I believe niobium is much less likely to burn than titanium. It is
however a reactive metal and its dust is listed as a fire /explosion
hazard. But almost any metal dust can be a fire/explosion hazard so
I think you are safe but I have no hard data on it.

Jim

James Binnion
@James_Binnion
James Binnion Metal Arts


360-756-6550


#14

Thanks to all who have responded with their safety concerns. I
really want to use this thing, because it WORKS, and it cost a
hundred bucks!

I took a look at the MSDS that was mentioned and I did indeed find
some interesting facts. I’m not sure what "auto-ignition temp."
means, but it’s 2200F for titanium in air. Does anyone know the
significance of this?

Also listed is “Extinguishing media”, which is either table salt or
a type D extinguisher. If I read this right, a can of Morton’s nearby
might suffice should an unlikely ignition occur. Am I missing
something?

This really is a fairly thick screen with no exposed points or
extra-vulnerable components. I may even smooth and polish the
section I use most. I’m sweat-soldering heavier silver pieces,
starting with extra-easy solder (so it would be closer in temp. to
easy solder during the final remelting step). I have to keep the
torch moving up and down and all around anyway, so concentrations on
any particular spot would be brief.

If I really am putting myself in significant jeopardy, I will stop
of course. But if I can mitigate the risk I’d like to continue using
it. I’d be willing to cut off a little of it to test heat, if I could
do it safely, and if it would be an accurate predictor of what would
happen heating the much larger screen.

Again, thanks to all of you out there who generously share your
knowledge!

Allan Mason
www.silvermason.com


#15
I find it excellent as a solder pick but am not so certain I
would use a fine screen mesh as a soldering surface. 

For those of you that are (were?) considering a Ti soldering screen
it may be worth noting that expanded Ti sheet is an option too. The
Ti soldering screen I’ve used for over a year now is 18 gage (AWG)
expanded sheet… so it’s certainly NOT a fine mesh. My piece is
about 2 inch by 3 inch and the cost was only a few bucks.

Cheers,
Trevor F.
in The City of Light
Visit TouchMetal.com at http://www.touchmetal.com


#16
I'd be willing to cut off a little of it to test heat, if I could
do it safely, and if it would be an accurate predictor of what
would happen heating the much larger screen. 

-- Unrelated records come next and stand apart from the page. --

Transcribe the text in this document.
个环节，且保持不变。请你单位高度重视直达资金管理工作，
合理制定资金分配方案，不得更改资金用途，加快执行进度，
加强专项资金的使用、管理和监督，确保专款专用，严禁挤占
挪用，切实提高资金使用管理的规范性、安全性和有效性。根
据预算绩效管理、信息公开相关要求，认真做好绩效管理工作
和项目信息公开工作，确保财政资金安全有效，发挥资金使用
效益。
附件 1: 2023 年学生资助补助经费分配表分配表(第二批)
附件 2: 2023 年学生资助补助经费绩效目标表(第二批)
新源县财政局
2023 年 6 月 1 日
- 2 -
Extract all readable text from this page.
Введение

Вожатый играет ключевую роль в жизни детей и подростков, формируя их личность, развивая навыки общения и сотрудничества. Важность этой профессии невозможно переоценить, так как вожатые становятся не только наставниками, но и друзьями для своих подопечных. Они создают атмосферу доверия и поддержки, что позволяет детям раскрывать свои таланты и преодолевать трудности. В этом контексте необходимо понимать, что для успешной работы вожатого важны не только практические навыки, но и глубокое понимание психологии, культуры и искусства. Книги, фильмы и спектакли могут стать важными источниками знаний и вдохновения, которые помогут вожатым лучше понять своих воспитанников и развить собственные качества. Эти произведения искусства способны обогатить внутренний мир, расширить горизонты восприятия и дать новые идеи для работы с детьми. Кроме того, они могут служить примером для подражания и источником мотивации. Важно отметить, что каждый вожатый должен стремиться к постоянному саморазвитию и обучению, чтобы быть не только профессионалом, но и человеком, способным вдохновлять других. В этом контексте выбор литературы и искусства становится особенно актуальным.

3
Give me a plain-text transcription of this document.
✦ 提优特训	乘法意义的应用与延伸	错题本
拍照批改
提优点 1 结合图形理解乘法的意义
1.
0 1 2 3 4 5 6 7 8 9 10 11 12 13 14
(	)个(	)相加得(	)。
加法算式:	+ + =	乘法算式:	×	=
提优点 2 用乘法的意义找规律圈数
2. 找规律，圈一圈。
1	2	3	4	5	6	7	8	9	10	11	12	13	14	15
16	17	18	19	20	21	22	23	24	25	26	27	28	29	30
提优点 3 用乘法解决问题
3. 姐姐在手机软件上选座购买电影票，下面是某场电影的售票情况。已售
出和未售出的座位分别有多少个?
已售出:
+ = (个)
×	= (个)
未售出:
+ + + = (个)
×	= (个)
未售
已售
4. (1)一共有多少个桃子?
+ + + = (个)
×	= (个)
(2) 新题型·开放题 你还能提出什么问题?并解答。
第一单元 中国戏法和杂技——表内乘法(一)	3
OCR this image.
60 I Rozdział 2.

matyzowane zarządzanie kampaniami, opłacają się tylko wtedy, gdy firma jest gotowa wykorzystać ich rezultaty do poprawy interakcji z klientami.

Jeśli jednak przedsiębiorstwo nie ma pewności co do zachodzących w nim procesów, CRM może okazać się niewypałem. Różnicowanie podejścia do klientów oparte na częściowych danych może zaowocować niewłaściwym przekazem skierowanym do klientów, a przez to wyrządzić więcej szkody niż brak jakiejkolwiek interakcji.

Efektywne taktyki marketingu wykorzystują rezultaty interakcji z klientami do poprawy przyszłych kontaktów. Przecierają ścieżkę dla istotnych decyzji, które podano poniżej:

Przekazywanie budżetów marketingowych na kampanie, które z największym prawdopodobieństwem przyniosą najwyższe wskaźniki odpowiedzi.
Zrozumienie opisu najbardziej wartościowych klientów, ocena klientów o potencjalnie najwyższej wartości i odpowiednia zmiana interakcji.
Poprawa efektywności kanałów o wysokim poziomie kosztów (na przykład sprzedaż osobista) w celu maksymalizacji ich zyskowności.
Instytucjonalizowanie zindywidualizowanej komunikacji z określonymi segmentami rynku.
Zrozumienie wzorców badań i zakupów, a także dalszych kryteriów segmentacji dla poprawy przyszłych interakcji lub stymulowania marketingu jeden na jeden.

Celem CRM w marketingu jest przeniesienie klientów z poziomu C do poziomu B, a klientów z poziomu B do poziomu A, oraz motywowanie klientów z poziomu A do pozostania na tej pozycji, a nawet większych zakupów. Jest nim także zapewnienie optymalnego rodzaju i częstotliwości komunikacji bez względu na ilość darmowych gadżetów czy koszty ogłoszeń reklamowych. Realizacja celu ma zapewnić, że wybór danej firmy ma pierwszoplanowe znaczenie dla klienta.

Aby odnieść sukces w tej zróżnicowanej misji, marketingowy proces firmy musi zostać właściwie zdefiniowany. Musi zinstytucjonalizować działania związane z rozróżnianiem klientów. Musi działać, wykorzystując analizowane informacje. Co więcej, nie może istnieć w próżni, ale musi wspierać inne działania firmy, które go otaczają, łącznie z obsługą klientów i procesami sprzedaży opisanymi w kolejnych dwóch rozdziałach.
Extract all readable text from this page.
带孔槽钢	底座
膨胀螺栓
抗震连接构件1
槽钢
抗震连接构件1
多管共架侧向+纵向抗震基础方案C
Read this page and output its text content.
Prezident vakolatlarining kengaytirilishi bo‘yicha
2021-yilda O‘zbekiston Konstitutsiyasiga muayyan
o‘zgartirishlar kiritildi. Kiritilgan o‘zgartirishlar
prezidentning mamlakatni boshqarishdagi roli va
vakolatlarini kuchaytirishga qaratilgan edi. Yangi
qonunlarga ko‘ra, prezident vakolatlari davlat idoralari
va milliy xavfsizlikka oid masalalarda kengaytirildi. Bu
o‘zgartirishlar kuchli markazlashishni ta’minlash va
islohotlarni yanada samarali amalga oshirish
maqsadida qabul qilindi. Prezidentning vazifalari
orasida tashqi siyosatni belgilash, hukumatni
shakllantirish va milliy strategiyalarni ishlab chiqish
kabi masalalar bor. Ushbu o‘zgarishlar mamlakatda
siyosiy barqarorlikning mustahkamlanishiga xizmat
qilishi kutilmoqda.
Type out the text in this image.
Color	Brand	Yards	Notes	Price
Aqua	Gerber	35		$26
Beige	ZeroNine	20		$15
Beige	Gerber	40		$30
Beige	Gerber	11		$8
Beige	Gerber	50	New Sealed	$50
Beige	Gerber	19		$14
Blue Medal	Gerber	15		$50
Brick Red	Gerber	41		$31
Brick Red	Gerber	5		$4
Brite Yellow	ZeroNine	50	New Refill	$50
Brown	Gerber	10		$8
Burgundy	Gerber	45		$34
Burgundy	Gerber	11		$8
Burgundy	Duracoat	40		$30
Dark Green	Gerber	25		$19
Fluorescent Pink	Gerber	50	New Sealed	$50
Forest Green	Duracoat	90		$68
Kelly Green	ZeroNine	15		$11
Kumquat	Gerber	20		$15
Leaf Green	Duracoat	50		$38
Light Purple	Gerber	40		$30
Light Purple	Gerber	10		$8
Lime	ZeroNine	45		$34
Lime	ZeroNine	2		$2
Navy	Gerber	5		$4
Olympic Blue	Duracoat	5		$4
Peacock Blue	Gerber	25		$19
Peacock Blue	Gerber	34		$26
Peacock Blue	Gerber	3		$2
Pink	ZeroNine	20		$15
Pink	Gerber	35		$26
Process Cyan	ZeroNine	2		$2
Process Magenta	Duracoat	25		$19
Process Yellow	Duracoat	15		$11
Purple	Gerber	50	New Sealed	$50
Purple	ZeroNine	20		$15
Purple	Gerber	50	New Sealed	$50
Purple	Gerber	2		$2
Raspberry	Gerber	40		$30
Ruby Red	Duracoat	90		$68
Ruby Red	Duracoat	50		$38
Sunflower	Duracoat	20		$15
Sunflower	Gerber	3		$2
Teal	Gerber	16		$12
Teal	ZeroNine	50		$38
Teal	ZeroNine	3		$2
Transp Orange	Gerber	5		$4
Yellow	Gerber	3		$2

As I’ve been reading the posts, this is exactly what I was thinking
made sense to do-- take a piece, and heat it until it catches fire.
That way, you’ll see how much heat it takes to run into trouble, and
you may also see what happens just before it ignites, so you will
know when to back off. Since posts have indicated that the titanium
doesn’t maintain combustion once the heat source (torch) is
withdrawn, it really doesn’t seem like a major risk to me. Good to
know what could go wrong, but I, personally, would guess you’re OK.
Of course, that’s easy for me to say, I’m miles away! :>)

Noel


#17

The thicker the cross section the less likely you are to set it on
fire.

JimJames Binnion
@James_Binnion
James Binnion Metal Arts


360-756-6550


#18
I switched to using niobium picks 

I use a tungsten carbide soldering pick. I made my own from half a
length of 1.6mm TIG welding torch rod.9 the bit that the spark comes
out from). I put it in a wooden handle, ground a point on the end, It
doesn’t bend when hot, or contaminate your metal or get too hot to
hold. And very cheap!!

Tim.


#19
I believe niobium is much less likely to burn than titanium. It is
however a reactive metal and its dust is listed as a fire
/explosion hazard. But almost any metal dust can be a
fire/explosion hazard so I think you are safe but I have no hard
data on it. 

It’s a 3mm round rod of niobium stuck in a wooden handle, Jim! No
dust, no filings = no exploding solder pick - right? grin

Brian


#20

Are screens made of nichrome wire no longer used?